Napoli – Momenti di panico all’alba nel centro di Napoli, dove una neonata ha fatto scattare un allerta rosso per la salute pubblica. Alle 4:40 di ieri mattina, i Carabinieri della Compagnia Vomero sono intervenuti d’urgenza all’ospedale pediatrico Santobono per far fronte a una situazione critica: una bambina di soli due anni era stata ricoverata con un quadro allarmante, risultando positiva al Thc, il principio attivo della cannabis.
La piccola era stata portata al pronto soccorso dalla madre di 33 anni e da un fratellastro di 15. Stando a quanto emerso dalla prima ricostruzione, il giovane sarebbe un assuntore sporadico di sostanze stupefacenti e avrebbe lasciato incustodita la droga, che la bimba ha presumibilmente ingerito. Fortunatamente, la quantità assunta non è risultata letale, e i medici del Santobono hanno subito avviato le cure necessarie. La bimba resta sotto osservazione, ma il pericolo di vita è stato escluso.

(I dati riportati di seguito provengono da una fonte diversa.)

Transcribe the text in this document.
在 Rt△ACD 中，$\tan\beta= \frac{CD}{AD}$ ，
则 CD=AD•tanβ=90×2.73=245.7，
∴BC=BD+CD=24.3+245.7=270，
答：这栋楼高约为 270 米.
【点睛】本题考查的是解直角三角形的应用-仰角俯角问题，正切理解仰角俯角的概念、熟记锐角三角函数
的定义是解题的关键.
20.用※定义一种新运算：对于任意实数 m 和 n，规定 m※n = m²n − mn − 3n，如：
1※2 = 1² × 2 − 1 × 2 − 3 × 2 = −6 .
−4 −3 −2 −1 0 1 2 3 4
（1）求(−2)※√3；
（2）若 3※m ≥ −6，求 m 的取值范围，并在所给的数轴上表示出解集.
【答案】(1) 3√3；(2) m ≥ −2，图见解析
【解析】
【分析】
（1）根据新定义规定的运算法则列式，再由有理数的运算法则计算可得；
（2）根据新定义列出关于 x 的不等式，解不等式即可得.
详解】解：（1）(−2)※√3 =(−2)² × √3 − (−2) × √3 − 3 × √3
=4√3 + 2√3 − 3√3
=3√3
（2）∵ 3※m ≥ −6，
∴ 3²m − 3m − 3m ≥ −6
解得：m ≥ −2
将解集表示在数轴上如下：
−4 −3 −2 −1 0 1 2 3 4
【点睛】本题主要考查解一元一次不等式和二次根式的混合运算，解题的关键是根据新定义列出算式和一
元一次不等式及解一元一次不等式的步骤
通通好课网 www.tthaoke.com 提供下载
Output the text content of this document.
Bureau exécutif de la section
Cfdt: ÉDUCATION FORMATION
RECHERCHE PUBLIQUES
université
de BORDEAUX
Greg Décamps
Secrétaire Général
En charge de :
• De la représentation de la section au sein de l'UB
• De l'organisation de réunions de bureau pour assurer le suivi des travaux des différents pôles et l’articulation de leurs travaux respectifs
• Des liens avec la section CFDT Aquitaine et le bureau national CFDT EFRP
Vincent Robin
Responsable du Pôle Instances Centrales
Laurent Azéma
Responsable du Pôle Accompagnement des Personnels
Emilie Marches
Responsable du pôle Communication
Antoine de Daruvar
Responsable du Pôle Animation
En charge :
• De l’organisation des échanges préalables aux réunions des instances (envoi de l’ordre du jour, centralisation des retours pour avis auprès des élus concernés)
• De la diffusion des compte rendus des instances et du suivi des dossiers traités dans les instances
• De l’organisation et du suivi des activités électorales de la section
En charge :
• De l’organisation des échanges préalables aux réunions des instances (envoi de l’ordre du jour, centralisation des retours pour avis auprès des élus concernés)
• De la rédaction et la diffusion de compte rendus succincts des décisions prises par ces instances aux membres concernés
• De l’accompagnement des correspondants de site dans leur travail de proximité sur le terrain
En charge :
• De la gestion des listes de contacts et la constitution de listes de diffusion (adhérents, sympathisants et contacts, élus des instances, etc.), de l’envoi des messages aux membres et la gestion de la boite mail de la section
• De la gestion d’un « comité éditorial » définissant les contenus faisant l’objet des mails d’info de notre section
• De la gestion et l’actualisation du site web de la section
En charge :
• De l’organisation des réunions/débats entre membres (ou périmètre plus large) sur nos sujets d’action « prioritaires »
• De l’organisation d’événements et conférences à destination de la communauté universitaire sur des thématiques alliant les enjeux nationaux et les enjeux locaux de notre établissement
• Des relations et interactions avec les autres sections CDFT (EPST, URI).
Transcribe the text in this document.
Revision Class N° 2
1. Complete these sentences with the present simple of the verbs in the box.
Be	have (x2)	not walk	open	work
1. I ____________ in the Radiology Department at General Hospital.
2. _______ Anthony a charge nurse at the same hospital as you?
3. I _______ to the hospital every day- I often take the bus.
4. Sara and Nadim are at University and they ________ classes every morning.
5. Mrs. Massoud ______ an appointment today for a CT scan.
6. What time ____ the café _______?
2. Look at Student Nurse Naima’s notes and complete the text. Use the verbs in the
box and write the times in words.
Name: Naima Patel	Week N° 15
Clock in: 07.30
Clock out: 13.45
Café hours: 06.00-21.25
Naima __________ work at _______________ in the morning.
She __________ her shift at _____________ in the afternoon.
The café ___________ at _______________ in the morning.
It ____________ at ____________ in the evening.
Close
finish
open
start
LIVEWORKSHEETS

La vicenda non fa che amplificare le preoccupazioni già presenti nella comunità, con l’intera situazione segnata dall’attenzione delle autorità: la Procura per i minorenni di Napoli e i servizi sociali del Comune sono stati prontamente avvisati per valutare le responsabilità familiari. La tematica non è nuova in Campania, dove negli ultimi anni si sono registrati diversi casi simili, evidenziando un trend preoccupante di esposizione dei più piccoli alle sostanze stupefacenti.
I precedenti sono gravi: un episodio recente ha visto coinvolta una bimba di 14 mesi, giunta in coma a Castellammare di Stabia dopo l’ingestione di cannabinoidi. A Salerno, un bambino ha scambiato dell’hashish per cioccolato, sottolineando il rischio di situazioni simili nei nuclei familiari. I sanitari del Santobono ripetutamente hanno lanciato allarmi per avvertire della pericolosità del Thc sui bambini, evocando scenari che spaziano da crisi respiratorie a danni neurologici.
“Questi episodi possono avere conseguenze gravissime se non gestiti in tempo,” avverte un medico del reparto di tossicologia, accentuando l’importanza di una vigilanza costante. Mentre la comunità si interroga sulle modalità di prevenzione, resta alta l’attenzione sulle dinamiche familiari e sociali che portano a situazioni così drammatiche. La domanda, ora, resta aperta: come possiamo proteggere i più vulnerabili in un contesto così complesso?